Depois de cinco anos filmando na Inglaterra e Espanha, o mais recente filme de Woody Allen lançado no Brasil o levou de volta a Nova York, ainda que apenas atrás das câmeras. Ou não, já que o personagem ‘Boris Yellnikoff’, vivido por Larry David, tem muito do próprio Allen e, na verdade, interpreta uma espécie de alterego Woodyalleniano – e com mais sucesso do que conseguiu Kenneth Branagh em Celebridades, de 1998.
O roteiro é anterior a 1977, ano em que foi engavetado por ter falecido o ator Zero Mostel (mais lembrado por Primavera para Hitler de Mel Brooks), para quem W. Allen havia idealizado este projeto. Eles haviam contracenado um ano antes da morte de Mostel em um dos poucos filmes em que Allen esteve apenas como ator (Testa-de-Ferro por acaso, dirigido por Martin Ritt).

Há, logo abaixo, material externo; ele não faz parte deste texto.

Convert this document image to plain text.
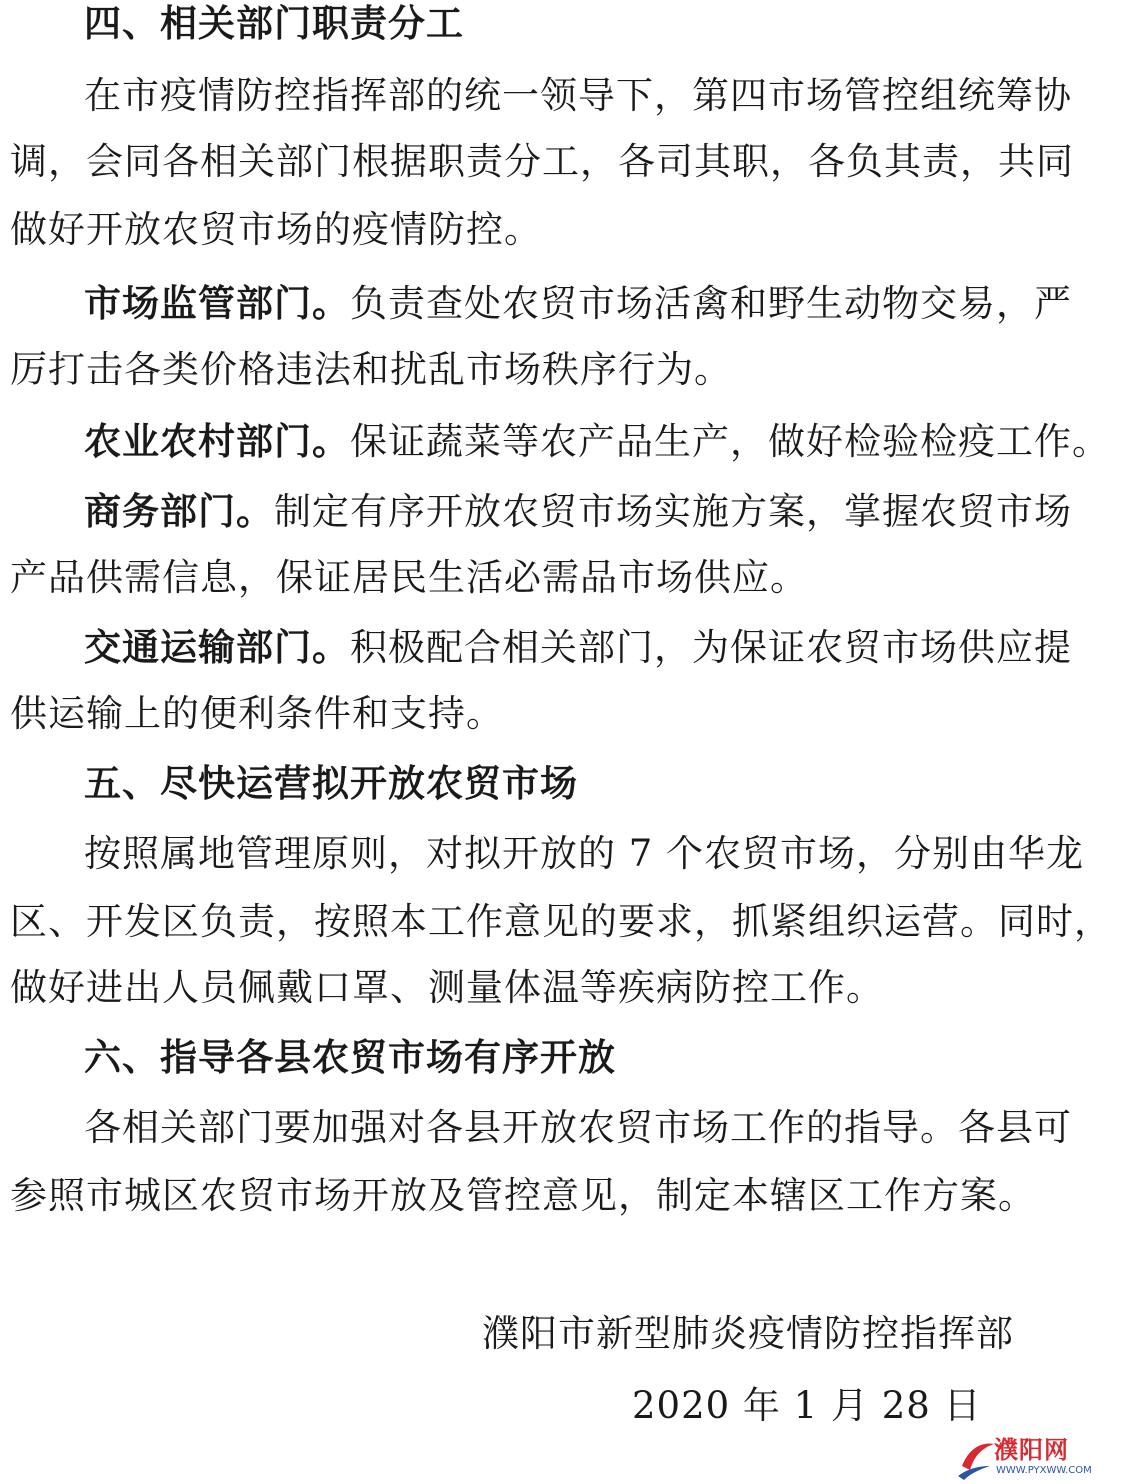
四、相关部门职责分工
在市疫情防控指挥部的统一领导下，第四市场管控组统筹协
调，会同各相关部门根据职责分工，各司其职，各负其责，共同
做好开放农贸市场的疫情防控。
市场监管部门。负责查处农贸市场活禽和野生动物交易，严
厉打击各类价格违法和扰乱市场秩序行为。
农业农村部门。保证蔬菜等农产品生产，做好检验检疫工作。
商务部门。制定有序开放农贸市场实施方案，掌握农贸市场
产品供需信息，保证居民生活必需品市场供应。
交通运输部门。积极配合相关部门，为保证农贸市场供应提
供运输上的便利条件和支持。
五、尽快运营拟开放农贸市场
按照属地管理原则，对拟开放的 7 个农贸市场，分别由华龙
区、开发区负责，按照本工作意见的要求，抓紧组织运营。同时，
做好进出人员佩戴口罩、测量体温等疾病防控工作。
六、指导各县农贸市场有序开放
各相关部门要加强对各县开放农贸市场工作的指导。各县可
参照市城区农贸市场开放及管控意见，制定本辖区工作方案。
濮阳市新型肺炎疫情防控指挥部
2020 年 1 月 28 日
濮阳网
WWW.PYXWW.COM
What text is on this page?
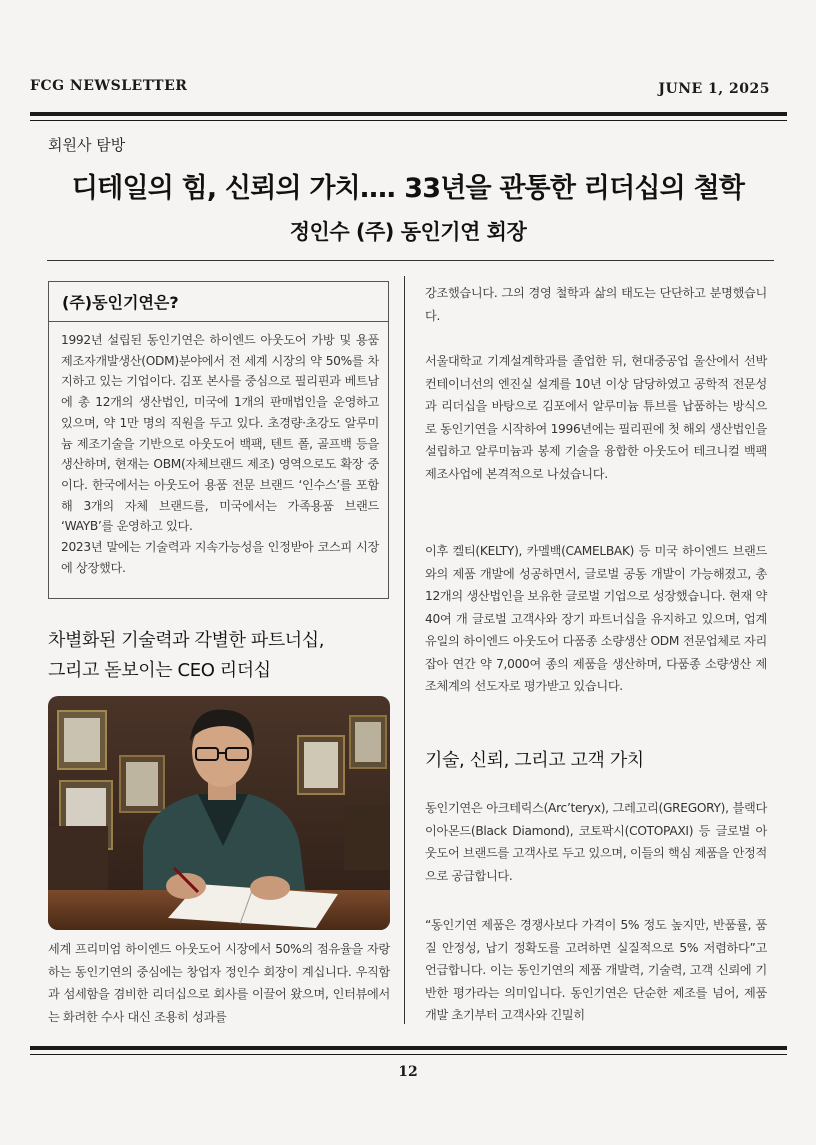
FCG NEWSLETTER	JUNE 1, 2025
회원사 탐방
디테일의 힘, 신뢰의 가치…. 33년을 관통한 리더십의 철학
정인수 (주) 동인기연 회장
(주)동인기연은?

1992년 설립된 동인기연은 하이엔드 아웃도어 가방 및 용품 제조자개발생산(ODM)분야에서 전 세계 시장의 약 50%를 차지하고 있는 기업이다. 김포 본사를 중심으로 필리핀과 베트남에 총 12개의 생산법인, 미국에 1개의 판매법인을 운영하고 있으며, 약 1만 명의 직원을 두고 있다. 초경량·초강도 알루미늄 제조기술을 기반으로 아웃도어 백팩, 텐트 폴, 골프백 등을 생산하며, 현재는 OBM(자체브랜드 제조) 영역으로도 확장 중이다. 한국에서는 아웃도어 용품 전문 브랜드 ‘인수스’를 포함해 3개의 자체 브랜드를, 미국에서는 가족용품 브랜드 ‘WAYB’를 운영하고 있다.

2023년 말에는 기술력과 지속가능성을 인정받아 코스피 시장에 상장했다.

차별화된 기술력과 각별한 파트너십,
그리고 돋보이는 CEO 리더십
세계 프리미엄 하이엔드 아웃도어 시장에서 50%의 점유율을 자랑하는 동인기연의 중심에는 창업자 정인수 회장이 계십니다. 우직함과 섬세함을 겸비한 리더십으로 회사를 이끌어 왔으며, 인터뷰에서는 화려한 수사 대신 조용히 성과를

강조했습니다. 그의 경영 철학과 삶의 태도는 단단하고 분명했습니다.

서울대학교 기계설계학과를 졸업한 뒤, 현대중공업 울산에서 선박 컨테이너선의 엔진실 설계를 10년 이상 담당하였고 공학적 전문성과 리더십을 바탕으로 김포에서 알루미늄 튜브를 납품하는 방식으로 동인기연을 시작하여 1996년에는 필리핀에 첫 해외 생산법인을 설립하고 알루미늄과 봉제 기술을 융합한 아웃도어 테크니컬 백팩 제조사업에 본격적으로 나섰습니다.

이후 켈티(KELTY), 카멜백(CAMELBAK) 등 미국 하이엔드 브랜드와의 제품 개발에 성공하면서, 글로벌 공동 개발이 가능해졌고, 총 12개의 생산법인을 보유한 글로벌 기업으로 성장했습니다. 현재 약 40여 개 글로벌 고객사와 장기 파트너십을 유지하고 있으며, 업계 유일의 하이엔드 아웃도어 다품종 소량생산 ODM 전문업체로 자리 잡아 연간 약 7,000여 종의 제품을 생산하며, 다품종 소량생산 제조체계의 선도자로 평가받고 있습니다.

기술, 신뢰, 그리고 고객 가치

동인기연은 아크테릭스(Arc’teryx), 그레고리(GREGORY), 블랙다이아몬드(Black Diamond), 코토팍시(COTOPAXI) 등 글로벌 아웃도어 브랜드를 고객사로 두고 있으며, 이들의 핵심 제품을 안정적으로 공급합니다.

“동인기연 제품은 경쟁사보다 가격이 5% 정도 높지만, 반품률, 품질 안정성, 납기 정확도를 고려하면 실질적으로 5% 저렴하다”고 언급합니다. 이는 동인기연의 제품 개발력, 기술력, 고객 신뢰에 기반한 평가라는 의미입니다. 동인기연은 단순한 제조를 넘어, 제품 개발 초기부터 고객사와 긴밀히

12
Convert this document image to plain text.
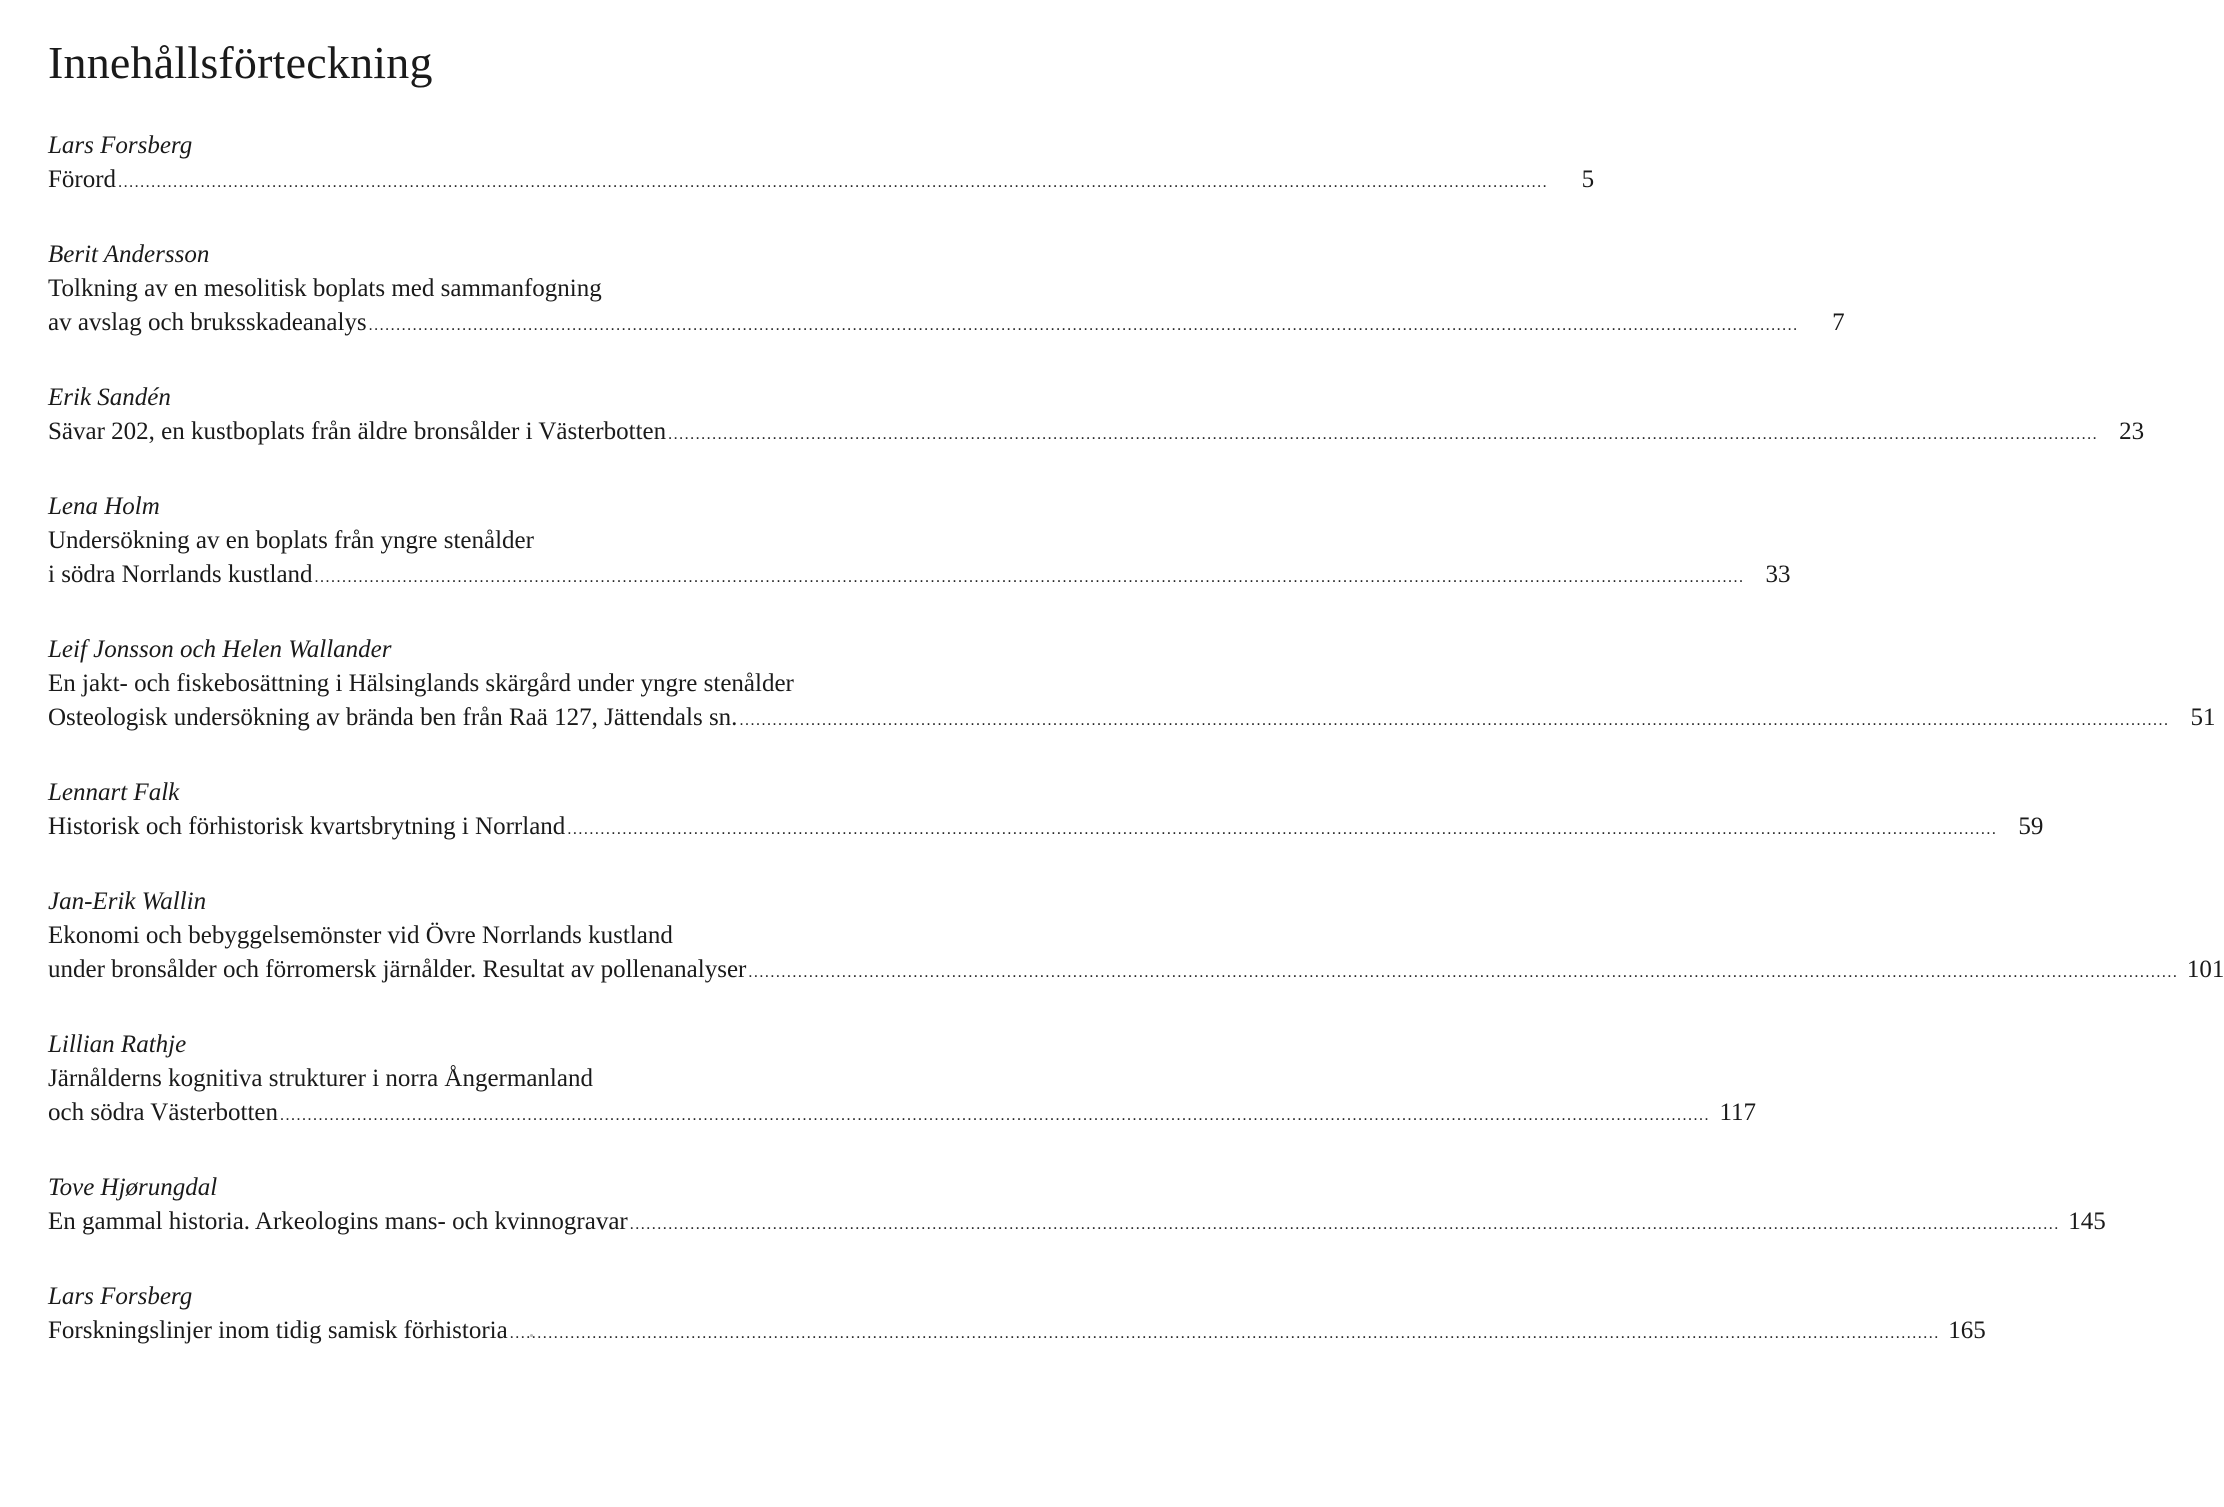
Innehållsförteckning
Lars Forsberg
Förord .....	5
Berit Andersson
Tolkning av en mesolitisk boplats med sammanfogning
av avslag och bruksskadeanalys .....	7
Erik Sandén
Sävar 202, en kustboplats från äldre bronsålder i Västerbotten .....	23
Lena Holm
Undersökning av en boplats från yngre stenålder
i södra Norrlands kustland .....	33
Leif Jonsson och Helen Wallander
En jakt- och fiskebosättning i Hälsinglands skärgård under yngre stenålder
Osteologisk undersökning av brända ben från Raä 127, Jättendals sn. .....	51
Lennart Falk
Historisk och förhistorisk kvartsbrytning i Norrland .....	59
Jan-Erik Wallin
Ekonomi och bebyggelsemönster vid Övre Norrlands kustland
under bronsålder och förromersk järnålder. Resultat av pollenanalyser .....	101
Lillian Rathje
Järnålderns kognitiva strukturer i norra Ångermanland
och södra Västerbotten .....	117
Tove Hjørungdal
En gammal historia. Arkeologins mans- och kvinnogravar .....	145
Lars Forsberg
Forskningslinjer inom tidig samisk förhistoria .....	165
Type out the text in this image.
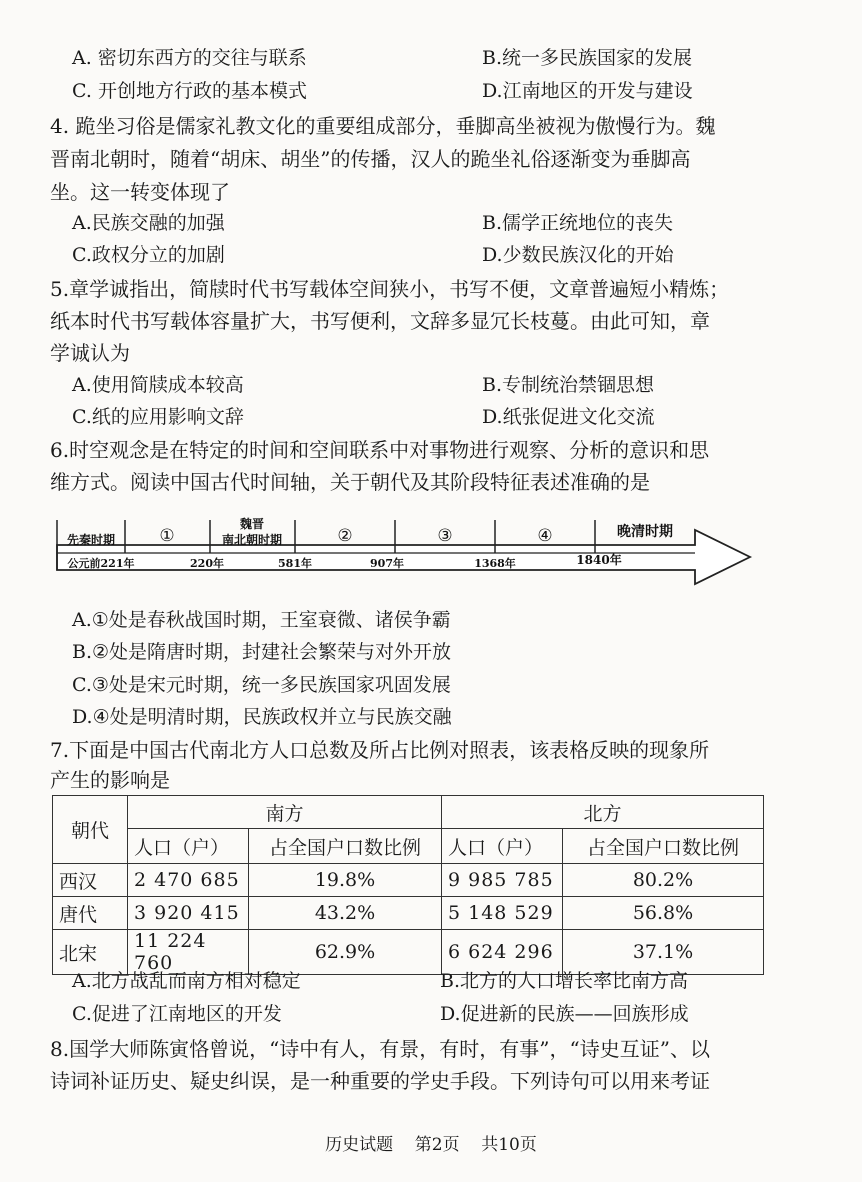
A. 密切东西方的交往与联系	B.统一多民族国家的发展
C. 开创地方行政的基本模式	D.江南地区的开发与建设
4. 跪坐习俗是儒家礼教文化的重要组成部分，垂脚高坐被视为傲慢行为。魏
晋南北朝时，随着“胡床、胡坐”的传播，汉人的跪坐礼俗逐渐变为垂脚高
坐。这一转变体现了
A.民族交融的加强	B.儒学正统地位的丧失
C.政权分立的加剧	D.少数民族汉化的开始
5.章学诚指出，简牍时代书写载体空间狭小，书写不便，文章普遍短小精炼；
纸本时代书写载体容量扩大，书写便利，文辞多显冗长枝蔓。由此可知，章
学诚认为
A.使用简牍成本较高	B.专制统治禁锢思想
C.纸的应用影响文辞	D.纸张促进文化交流
6.时空观念是在特定的时间和空间联系中对事物进行观察、分析的意识和思
维方式。阅读中国古代时间轴，关于朝代及其阶段特征表述准确的是
先秦时期	①
魏晋
南北朝时期	②	③	④	晚清时期
公元前221年	220年	581年	907年	1368年	1840年
A.①处是春秋战国时期，王室衰微、诸侯争霸
B.②处是隋唐时期，封建社会繁荣与对外开放
C.③处是宋元时期，统一多民族国家巩固发展
D.④处是明清时期，民族政权并立与民族交融
7.下面是中国古代南北方人口总数及所占比例对照表，该表格反映的现象所
产生的影响是
朝代	南方		北方	
	人口（户）	占全国户口数比例	人口（户）	占全国户口数比例
西汉	2 470 685	19.8%	9 985 785	80.2%
唐代	3 920 415	43.2%	5 148 529	56.8%
北宋	11 224 760	62.9%	6 624 296	37.1%
A.北方战乱而南方相对稳定	B.北方的人口增长率比南方高
C.促进了江南地区的开发	D.促进新的民族——回族形成
8.国学大师陈寅恪曾说，“诗中有人，有景，有时，有事”，“诗史互证”、以
诗词补证历史、疑史纠误，是一种重要的学史手段。下列诗句可以用来考证
历史试题    第2页    共10页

Não sabemos se por isso é que este Tudo pode dar certo deixa a impressão de que repete alguns recursos conhecidos de outros filmes do cineasta posteriores a ‘77: como em Melinda e Melinda (2005) e Broadway Danny Rose (1984), a narrativa parte de uma conversa de amigos em torno de uma mesa de bar; o personagem central, ‘Boris’, se dirige à plateia do cinema onde estamos assistindo à projeção (um pouco como em Rosa Púrpura do Cairo, de 1985, quando os personagens de um filme dentro do filme falavam com a espectadora interpretada por Mia Farrow); este mesmo ‘Boris’ é físico - como o padrasto de Setembro (1987) - e também comenta sobre a pequenez do ser humano frente ao universo infinito; no desfecho há algo de Era do Rádio, também de ‘87. E novamente temos um homem (agora bem) mais velho se relacionando com uma mocinha - desta vez, com citação explícita da trama de Pigmaleão, de Bernard Shaw, e do personagem professor de fonética que tenta ensinar algo a uma moça inculta.
Se estes traços trazem marcas registradas do cineasta, por outro lado, e de modo pouco habitual nos filmes posteriores a Annie Hall (’77), o antigo (e não-revisto?) roteiro se precipita em direção às cenas que empurram a história para frente de modo um pouco desalinhado, tal como na aceitação rápida e bem pouco verossímil de ‘Boris’ albergar em sua casa a jovenzinha ‘Melody’ (Evan Rachel Wood, também com ótima participação). Se isso não chega a prejudicar vários bons lances humorísticos e leva o enredo a se deter no essencial, há uma certa dispersão que traz estranhamento quando tudo converge no desfecho de modo um tanto arbitrário e eventualmente forçado - ou menos inspirado (como no que diz respeito ao personagem de Ed Begley Jr que faz o pai de ‘Melody’).
Já a identificação da insuspeitada Galatéa-Melody com o pessimismo e azedume de ‘Boris’ rendem boas tiradas cômicas ao encargo de Evan Rachel Wood, pontuadas pelo eterno mau humor bem gaiato que Larry David transmite. Não se pode deixar de destacar ainda a sempre ótima Patrícia Clarkson que ajuda a “dar liga” à trama paralela de sua personagem.
São os ótimos desempenhos dos atores que amarram os desenvolvimentos um tanto frouxos do roteiro. Muitos filmes de Woody Allen apresentam essa multiplicidade de personagens com sub-enredos paralelos, mas conseguindo mais unidade no resultado final. De qualquer modo, Tudo pode dar certo é divertido do modo como diz o título original: desde que dê certo... vale qualquer coisa.
# TUDO PODE DAR CERTO (WHATEVER WORKS)
EUA/França, 2009
Direção e Roteiro: WOODY ALLEN
Fotografia: HARRIS SAVIDES
Edição: ALISA LEPSTELLER
Elenco: LARRY DAVID, EVAN RACHEL WOOD, PATRICIA CLARKSON, ED BEGLEY Jr.